Basically, she had advised thousands of pregnant women on nutrition, including vegetarians and vegans, and did not find that vegan women gave birth to the bizarre shrunken and developmentally delayed babies that Allen spoke of. Bottom line, eat a healthy diet, no matter what your preference.

The second person I spoke to was a physician who was recommended to me by the American College of Obstetricians and Gynecologists (ACOG). It would be hard to get more conservative or mainstream than ACOG, and this nice doctor became outraged, when I started asking him the questions my editor had put to me.

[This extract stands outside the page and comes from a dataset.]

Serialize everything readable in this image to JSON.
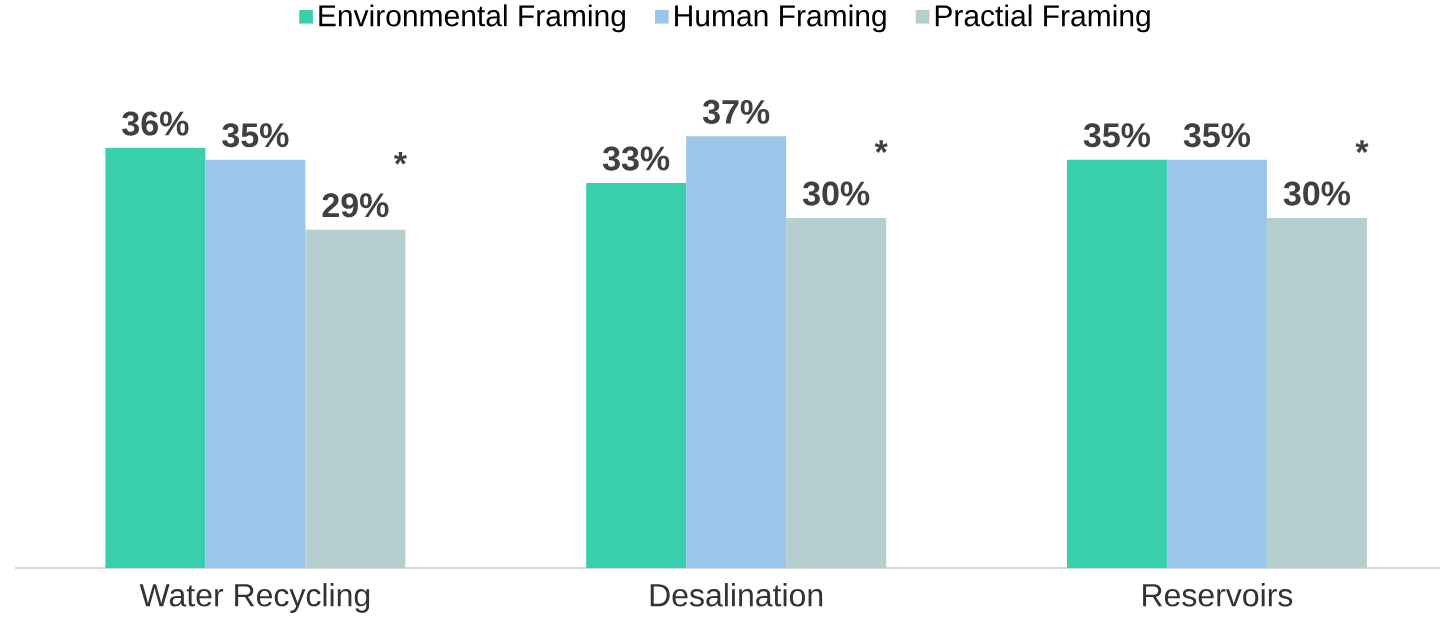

“Most of the women on this earth are vegetarian or almost vegetarian,” he said. “And most go on to have healthy pregnancies and babies.”

He also emphasized that milk was not a requirement for a healthy baby, nor was meat, nor was any animal product. He also said that of all of his patients, the vegetarian/vegan ones generally had the best diets because they really made sure that they ate a diverse diet. Many of the meat eaters, in fact, were not eating enough veggies and fruits, and were not getting enough vitamins and minerals from their food.

My editor, of course, was very upset at the content of my interviews. In fact, she was so upset that she had me speak to a nutritionist of her own choosing, a woman who did regular consulting for some dairy related association. Just what I love, non-bias. But I grilled the nutritionist when she started in about milk, and when she realized that I was a nurse with years of experience in maternal/child health (ie, no way that she was going to be able to spoon feed me corporate drivel)–in the end, she did reluctantly agree that dairy products were not essential to human survival. I turned in my article without one word about milk, except to casually include it in a list of sources of calcium.

Yes, Lindsay Allen no doubt will not find me an ally to her grand plan of turning the earth into a carnivore haven. I’m sure that she and her friends are flailing their arms desperately, in an attempt to halt the exodus from meat eating and milk drinking. But hopefully, people will continue to rely on their instincts and on good science to guide them in making choices about their diets. And not on the distorted and invalid views that spew from the likes of people like Allen.